In Ticino le rotatorie superano il centinaio, mentre a livello nazionale non si sa quante siano. Sono di competenza dei comuni e Berna non ha mai fatto un censimento. Ma sono sicuramente tante. E fanno discutere. Soprattutto quelle più "belle", colpevoli, secondo molti, di rallentare il traffico dato che gli automobilisti si soffermano a guardare l’insolito oggetto che sta lì in mezzo. Impossibile, infatti, non rallentare e ammirare la riproduzione in scala del Weisshorn, una cima a oltre 4.500 metri sopra il mare, con attorno i rifugi alpini, che si trova all’entrata del villaggio di Randa (Vs). O il gigantesco dinosauro vicino a Porrentruy (Ju), che simbolizza le orme e i fossili risalenti al Giurassico trovati nella regione. E che dire del curioso carrello della spesa gigante, con dentro tanti pacchi regalo, a Bienne (Be), o del maggiolino Wv capovolto al centro di una rotatoria-fontana a Buchs, (Zh). Ma in Svizzera, nella ricca Svizzera, le rotatorie si fanno anche sottoterra. Nel 1999, a Frauenfeld, è stata infatti inaugurata la prima, dentro una sorta di grande sottopasso. Ne esistono poi moltissime altre che di fatto sono una vetrina per i giardinieri. Composizioni molto belle e particolari che cambiano di stagione in stagione e che testimoniano l’arte e il sapere del vivaista di turno. Ci sono poi quelle vuote, enormi gusci senza contenuto, come la super-rotonda di piazza Castello a Locarno. Una triste arena che si anima soltanto nei giorni del Locarno Festival. "Se la prima funzione di una rotatoria è quella di agevolare il traffico, la seconda è che deve però anche risultare esteticamente gradevole", sottolinea l’urbanista Pierre-Alain Rumley.
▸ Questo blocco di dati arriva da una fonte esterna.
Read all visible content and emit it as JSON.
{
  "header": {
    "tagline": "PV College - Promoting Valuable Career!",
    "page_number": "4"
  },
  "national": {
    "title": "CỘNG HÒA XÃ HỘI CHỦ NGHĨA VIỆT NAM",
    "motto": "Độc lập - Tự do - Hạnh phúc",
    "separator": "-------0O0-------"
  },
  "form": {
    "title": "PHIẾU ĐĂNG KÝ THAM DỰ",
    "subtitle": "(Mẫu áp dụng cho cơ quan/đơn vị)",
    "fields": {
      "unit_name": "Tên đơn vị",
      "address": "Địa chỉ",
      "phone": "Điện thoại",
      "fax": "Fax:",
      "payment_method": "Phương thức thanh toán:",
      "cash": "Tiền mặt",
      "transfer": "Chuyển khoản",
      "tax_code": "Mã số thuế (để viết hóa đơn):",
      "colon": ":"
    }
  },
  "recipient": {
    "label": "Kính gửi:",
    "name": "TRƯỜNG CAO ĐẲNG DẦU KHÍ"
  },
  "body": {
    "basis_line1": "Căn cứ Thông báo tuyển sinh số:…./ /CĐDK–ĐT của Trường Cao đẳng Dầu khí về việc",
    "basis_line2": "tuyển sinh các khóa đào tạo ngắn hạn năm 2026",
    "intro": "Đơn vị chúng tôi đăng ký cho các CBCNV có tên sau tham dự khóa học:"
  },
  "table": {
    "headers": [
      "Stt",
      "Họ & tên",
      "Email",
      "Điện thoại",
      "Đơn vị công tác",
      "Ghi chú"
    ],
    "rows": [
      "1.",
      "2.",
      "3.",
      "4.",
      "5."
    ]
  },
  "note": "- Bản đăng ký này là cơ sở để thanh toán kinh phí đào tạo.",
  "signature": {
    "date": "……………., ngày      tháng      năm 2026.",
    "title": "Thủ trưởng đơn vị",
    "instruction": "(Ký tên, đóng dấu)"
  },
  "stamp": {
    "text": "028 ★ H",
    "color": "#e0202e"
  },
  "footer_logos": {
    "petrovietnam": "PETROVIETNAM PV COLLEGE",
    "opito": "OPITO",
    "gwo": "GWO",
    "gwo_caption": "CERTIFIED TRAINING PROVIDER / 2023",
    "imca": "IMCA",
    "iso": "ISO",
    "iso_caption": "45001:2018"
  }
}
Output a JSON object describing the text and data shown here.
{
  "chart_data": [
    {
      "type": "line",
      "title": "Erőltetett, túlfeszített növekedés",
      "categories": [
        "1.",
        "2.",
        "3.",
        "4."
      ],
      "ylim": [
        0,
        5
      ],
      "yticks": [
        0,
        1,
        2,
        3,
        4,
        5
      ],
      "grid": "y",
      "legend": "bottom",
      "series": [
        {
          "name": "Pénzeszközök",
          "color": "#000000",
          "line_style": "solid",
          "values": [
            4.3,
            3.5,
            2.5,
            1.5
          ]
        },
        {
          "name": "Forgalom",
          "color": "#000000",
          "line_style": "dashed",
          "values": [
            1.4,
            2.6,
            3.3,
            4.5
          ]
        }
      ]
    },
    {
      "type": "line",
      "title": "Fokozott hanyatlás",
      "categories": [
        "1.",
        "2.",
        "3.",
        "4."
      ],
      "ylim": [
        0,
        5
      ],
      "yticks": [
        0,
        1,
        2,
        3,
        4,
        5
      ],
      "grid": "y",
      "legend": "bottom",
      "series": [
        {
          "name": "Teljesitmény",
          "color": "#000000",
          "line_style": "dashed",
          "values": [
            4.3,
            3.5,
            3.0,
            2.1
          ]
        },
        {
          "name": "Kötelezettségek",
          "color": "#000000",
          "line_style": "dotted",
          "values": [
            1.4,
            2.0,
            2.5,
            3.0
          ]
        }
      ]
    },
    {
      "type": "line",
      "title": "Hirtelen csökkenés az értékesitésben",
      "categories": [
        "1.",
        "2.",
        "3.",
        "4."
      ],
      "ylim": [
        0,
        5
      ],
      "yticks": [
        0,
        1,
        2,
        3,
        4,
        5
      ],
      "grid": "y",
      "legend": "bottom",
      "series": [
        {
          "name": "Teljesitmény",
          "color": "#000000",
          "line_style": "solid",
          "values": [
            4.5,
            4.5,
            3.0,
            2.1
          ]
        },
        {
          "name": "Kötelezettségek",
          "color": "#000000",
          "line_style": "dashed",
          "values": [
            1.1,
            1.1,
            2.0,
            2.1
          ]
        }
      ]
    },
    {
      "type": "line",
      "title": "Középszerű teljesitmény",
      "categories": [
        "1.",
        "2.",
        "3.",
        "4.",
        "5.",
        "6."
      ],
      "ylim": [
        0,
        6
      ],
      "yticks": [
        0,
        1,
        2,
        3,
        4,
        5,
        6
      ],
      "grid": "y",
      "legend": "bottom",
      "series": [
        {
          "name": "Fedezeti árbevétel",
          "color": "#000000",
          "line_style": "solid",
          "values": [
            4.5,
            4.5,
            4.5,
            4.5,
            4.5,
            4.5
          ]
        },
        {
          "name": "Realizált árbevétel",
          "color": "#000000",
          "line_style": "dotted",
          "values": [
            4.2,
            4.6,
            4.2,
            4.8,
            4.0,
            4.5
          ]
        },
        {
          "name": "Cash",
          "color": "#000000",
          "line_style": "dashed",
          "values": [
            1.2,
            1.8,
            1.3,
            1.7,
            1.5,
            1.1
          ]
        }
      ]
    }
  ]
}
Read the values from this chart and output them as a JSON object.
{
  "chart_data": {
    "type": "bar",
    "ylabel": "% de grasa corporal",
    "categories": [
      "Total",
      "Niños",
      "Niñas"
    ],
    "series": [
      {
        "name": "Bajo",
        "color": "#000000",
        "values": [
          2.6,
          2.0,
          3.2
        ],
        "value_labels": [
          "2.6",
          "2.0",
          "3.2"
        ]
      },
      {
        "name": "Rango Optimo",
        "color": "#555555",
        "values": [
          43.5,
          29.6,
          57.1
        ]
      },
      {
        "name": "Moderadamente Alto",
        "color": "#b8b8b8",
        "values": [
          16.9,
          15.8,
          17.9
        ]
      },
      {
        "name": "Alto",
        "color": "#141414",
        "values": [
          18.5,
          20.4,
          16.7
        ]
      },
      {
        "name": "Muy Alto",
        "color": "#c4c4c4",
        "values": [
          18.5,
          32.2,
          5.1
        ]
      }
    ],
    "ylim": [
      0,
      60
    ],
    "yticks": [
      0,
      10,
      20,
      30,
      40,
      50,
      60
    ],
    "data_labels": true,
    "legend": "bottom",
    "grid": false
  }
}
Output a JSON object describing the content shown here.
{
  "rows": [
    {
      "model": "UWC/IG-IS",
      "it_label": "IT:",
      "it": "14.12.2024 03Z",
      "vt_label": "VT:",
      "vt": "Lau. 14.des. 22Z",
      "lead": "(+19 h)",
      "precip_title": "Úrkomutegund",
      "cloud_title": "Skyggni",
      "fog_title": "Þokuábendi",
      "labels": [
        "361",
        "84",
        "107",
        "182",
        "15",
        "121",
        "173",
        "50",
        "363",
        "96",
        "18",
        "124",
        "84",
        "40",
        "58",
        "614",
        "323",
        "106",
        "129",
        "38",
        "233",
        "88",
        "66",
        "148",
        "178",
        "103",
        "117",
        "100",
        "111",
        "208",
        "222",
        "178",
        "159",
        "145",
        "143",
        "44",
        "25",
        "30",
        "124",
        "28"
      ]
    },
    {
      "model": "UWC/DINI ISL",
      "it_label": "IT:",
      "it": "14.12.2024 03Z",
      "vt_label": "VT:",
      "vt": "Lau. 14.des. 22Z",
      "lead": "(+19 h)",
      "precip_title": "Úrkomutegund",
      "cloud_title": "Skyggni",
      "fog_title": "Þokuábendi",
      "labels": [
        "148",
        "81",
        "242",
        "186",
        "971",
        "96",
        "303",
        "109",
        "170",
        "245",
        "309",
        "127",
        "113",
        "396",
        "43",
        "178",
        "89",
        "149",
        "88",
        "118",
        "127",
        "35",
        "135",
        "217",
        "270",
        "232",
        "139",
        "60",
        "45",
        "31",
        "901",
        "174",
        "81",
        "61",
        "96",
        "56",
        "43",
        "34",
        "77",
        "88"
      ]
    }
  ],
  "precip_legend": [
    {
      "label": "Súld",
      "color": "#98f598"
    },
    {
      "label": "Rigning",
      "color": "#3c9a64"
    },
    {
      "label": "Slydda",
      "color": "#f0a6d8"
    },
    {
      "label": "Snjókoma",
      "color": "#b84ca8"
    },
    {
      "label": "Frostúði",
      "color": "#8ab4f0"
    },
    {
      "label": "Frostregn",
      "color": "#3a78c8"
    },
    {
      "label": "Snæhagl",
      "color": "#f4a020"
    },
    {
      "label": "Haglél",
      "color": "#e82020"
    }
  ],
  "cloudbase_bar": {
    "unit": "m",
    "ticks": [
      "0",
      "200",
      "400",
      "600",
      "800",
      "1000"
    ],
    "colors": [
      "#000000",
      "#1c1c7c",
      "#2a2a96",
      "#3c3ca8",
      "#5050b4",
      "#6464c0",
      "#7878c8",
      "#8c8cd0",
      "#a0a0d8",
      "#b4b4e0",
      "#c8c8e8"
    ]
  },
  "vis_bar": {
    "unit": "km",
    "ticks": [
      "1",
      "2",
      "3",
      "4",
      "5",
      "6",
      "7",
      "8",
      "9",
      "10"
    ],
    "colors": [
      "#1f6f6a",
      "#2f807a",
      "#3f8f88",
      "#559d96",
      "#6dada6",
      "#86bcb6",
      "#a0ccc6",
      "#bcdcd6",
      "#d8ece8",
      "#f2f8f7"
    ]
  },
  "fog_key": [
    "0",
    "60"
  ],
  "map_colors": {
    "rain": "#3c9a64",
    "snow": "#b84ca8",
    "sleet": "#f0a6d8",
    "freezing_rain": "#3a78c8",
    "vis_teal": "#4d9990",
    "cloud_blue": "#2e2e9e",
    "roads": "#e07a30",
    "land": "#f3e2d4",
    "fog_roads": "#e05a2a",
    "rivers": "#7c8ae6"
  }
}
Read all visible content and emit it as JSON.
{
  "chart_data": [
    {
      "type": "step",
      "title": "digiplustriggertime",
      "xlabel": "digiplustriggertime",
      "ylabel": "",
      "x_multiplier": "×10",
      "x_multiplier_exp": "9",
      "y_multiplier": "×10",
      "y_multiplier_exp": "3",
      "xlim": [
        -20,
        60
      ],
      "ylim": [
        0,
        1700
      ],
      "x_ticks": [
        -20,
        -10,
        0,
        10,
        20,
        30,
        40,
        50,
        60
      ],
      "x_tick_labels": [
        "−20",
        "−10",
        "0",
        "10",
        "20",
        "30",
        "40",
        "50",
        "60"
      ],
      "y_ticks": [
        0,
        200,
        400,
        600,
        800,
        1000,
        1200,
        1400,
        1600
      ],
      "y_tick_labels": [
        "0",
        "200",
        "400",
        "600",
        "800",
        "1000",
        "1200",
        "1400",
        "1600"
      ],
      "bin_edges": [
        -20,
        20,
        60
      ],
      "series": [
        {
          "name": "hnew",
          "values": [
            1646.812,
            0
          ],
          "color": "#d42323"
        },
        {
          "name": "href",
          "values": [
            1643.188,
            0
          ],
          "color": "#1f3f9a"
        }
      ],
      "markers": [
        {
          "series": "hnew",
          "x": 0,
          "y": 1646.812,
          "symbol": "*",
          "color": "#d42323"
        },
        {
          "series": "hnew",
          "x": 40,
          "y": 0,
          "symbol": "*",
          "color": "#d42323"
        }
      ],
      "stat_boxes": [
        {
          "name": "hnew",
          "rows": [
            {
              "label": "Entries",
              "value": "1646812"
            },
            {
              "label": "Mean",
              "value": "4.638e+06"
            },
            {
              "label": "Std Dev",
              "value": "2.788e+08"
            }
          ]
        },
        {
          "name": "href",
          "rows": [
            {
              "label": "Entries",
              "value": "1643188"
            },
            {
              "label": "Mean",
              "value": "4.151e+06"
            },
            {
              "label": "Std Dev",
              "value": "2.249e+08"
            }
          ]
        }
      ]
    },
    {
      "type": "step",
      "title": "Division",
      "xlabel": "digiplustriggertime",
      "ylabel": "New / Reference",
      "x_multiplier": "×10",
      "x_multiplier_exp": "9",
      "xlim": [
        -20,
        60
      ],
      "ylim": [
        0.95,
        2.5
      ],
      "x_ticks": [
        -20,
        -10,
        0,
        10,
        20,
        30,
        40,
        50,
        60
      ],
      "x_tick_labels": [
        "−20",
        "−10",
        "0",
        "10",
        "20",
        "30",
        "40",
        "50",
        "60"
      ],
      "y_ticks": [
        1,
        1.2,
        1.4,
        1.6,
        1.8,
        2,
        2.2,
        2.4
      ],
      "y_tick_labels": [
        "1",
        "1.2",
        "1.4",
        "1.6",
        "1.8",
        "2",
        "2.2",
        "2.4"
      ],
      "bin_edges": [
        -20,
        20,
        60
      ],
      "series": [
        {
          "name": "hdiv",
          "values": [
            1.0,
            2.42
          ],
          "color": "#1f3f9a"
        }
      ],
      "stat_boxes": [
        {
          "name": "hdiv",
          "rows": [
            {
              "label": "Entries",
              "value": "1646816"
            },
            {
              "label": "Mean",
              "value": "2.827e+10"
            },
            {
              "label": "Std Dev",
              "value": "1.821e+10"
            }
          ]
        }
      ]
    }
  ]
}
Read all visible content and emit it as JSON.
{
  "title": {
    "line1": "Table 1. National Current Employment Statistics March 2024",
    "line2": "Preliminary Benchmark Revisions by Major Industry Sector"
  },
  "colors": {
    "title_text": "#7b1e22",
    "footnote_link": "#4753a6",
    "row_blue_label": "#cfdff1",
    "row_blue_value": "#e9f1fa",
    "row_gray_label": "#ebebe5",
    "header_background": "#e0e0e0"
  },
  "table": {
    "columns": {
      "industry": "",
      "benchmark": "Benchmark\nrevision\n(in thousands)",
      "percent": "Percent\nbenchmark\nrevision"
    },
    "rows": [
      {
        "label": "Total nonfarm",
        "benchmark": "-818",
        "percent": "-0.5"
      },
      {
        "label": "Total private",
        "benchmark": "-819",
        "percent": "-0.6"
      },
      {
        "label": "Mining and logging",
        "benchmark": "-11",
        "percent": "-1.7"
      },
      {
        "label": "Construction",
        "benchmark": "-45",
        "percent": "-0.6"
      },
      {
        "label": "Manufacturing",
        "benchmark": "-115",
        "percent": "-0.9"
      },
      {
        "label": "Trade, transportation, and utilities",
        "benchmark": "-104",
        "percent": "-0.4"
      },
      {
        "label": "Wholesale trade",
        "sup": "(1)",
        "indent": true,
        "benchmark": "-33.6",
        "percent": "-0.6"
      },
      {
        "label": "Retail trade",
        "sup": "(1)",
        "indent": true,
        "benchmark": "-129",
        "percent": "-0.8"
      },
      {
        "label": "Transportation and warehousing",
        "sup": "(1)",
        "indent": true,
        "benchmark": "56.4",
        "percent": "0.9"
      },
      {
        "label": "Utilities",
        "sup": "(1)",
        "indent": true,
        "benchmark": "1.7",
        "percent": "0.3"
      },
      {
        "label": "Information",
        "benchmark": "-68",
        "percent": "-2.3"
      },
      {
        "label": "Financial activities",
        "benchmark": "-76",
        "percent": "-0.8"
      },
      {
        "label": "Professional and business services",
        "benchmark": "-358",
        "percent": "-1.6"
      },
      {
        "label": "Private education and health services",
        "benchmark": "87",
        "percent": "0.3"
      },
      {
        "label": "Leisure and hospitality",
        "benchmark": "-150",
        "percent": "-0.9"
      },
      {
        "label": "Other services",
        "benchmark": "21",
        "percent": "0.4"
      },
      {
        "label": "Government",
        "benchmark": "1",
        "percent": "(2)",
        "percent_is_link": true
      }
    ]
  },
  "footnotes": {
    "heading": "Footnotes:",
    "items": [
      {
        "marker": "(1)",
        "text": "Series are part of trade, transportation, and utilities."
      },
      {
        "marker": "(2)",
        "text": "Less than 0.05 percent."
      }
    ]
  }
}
Sulla prima rotatoria costruita nel mondo, le versioni sono discordanti. C’è chi dice a New York, nel 1905, altri Regno Unito, Piccadilly Circus, nel 1819. Comunque sia, da lì si diffusero poi rapidamente in tutta Europa. Il loro uso generalizzato cominciò a prendere piede negli anni Sessanta grazie alla convinzione che queste isole spartitraffico circolari potessero risolvere i frequenti ingorghi di traffico e i relativi problemi di sicurezza stradale. Convinzione oggi ormai scemata.  
Tornando alla Svizzera, Friederike Schmid è uno dei principali contatti dei Comuni quando si tratta di realizzare una nuova rotatorie. Suoi, infatti, alcuni dei progetti artistici più famosi. Anche se la prima a vincere un premio è stata "Incontro", votata nel 2015 come la più bella della Svizzera, opera dell’artista greco Costas Varotsos. Si trova a Bützberg, nel canton Berna.